University of Limerick staff to be balloted for industrial action next week

Rebecca Laffan

Reporter:

Rebecca Laffan

Email:

rebecca.laffan@limerickleader.ie

University of Limerick  staff to be balloted for industrial action next week

Dr Des Fitzgerald, president of UL

UNIVERSITY of Limerick staff are set to be balloted for potential strike action next week as they reject UL’s Executive Committee's offer for an extended consultation period for structural changes within the university’s schools and departments. 

On Monday, the Executive Committee, which is chaired by UL President Des Fitzgerald, informed staff via email that they are “more than happy” to provide “additional time to facilitate collaborative debate” on the proposed condensing of the university’s 24 schools and departments into 10.

These claims have been rejected this Wednesday by the university’s union, UL-Unite, due to lack of details given about what said consultation would consist of and no further details about what reorganisation process would involve.

The email issued to staff by the Executive Committee read: “We reflected on what we have heard but we also re-examined the need for change in the light of the significant growth in the University since the last restructuring in 2007 and the changing face of third-level education across the world and the challenges that we face nationally as a university.

“Not least the more than 40% drop in government funding and planned growth of undergraduate and postgraduate student numbers. 

“In this regard, we want to commend the year-on-year increase in postgraduate and international students, but note that this arose in relatively few programmes.”
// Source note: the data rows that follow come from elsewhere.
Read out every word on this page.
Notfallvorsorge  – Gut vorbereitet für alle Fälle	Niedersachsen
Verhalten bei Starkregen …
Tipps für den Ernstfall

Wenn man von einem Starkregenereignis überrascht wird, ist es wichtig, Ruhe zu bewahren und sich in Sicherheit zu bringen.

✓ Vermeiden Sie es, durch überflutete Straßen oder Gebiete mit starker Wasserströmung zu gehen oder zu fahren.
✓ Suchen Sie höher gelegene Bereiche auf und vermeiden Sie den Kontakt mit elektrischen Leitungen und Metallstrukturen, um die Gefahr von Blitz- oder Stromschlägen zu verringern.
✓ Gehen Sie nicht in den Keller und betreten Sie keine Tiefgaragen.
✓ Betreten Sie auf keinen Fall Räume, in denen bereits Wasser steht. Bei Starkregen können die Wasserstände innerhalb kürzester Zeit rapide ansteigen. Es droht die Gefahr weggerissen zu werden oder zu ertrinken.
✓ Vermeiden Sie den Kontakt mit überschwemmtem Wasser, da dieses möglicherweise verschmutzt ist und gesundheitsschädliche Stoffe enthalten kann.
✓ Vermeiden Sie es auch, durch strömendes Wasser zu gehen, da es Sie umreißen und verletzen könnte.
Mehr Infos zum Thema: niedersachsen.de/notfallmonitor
The email also stated that the committee questioned “if the current structure is the best structure, could we do better or should we leave well enough alone”?

“We asked ourselves why would we change, as you have,” the email, which was sent to all 1600 staff members, said.

“The reasons came down to us believing that more direct resourcing of programmes, less hierarchy, a structure more aligned to our values and ambitions, a structure that would drive university wide programmes and more fully realise the huge potential of our staff and students at UL.”

The original timeframe for the proposal provided just under three months of consultation for staff, and was due to be presented before UL’s Governing Authority on January 31, 2020. 

This consultation period was regarded as “bogus” and “fake” by UL’s union secretary Ger Slattery in an email to staff last month, in which he also urged staff not to engage in meetings about the university’s strategic plan, UL@50. 

“We agreed that our original timeline for consultation was too short and that it did not give colleagues the opportunity to fully reflect on the issues and whatever changes would be required.

“Consequently we instructed our HR team to meet with the union to advise them that we are happy to propose an extended consultation period in order to allow colleagues the opportunity to fully consider, debate and reflect on any proposals so that we can move forward as one in due course.

“This consultation period will allow all of our staff and students to discuss the principles and objectives behind any proposed changes and to debate both the specific changes and how and when they can be introduced,” it was added.

“We are particularly conscious of the need to manage the introduction of changes in a way which is fair to any impacted staff.”  

In a meeting on Thursday morning, November 28, the committee asked the union to “withdraw their direction to staff not to engage in discussions about the proposed restructure and implementation of UL@50”.

Last week, 50 UL professors signed a letter calling on the Governing Authority to pause the controversial reorganisation at the university.

UL-Unite has been contacted for a comment.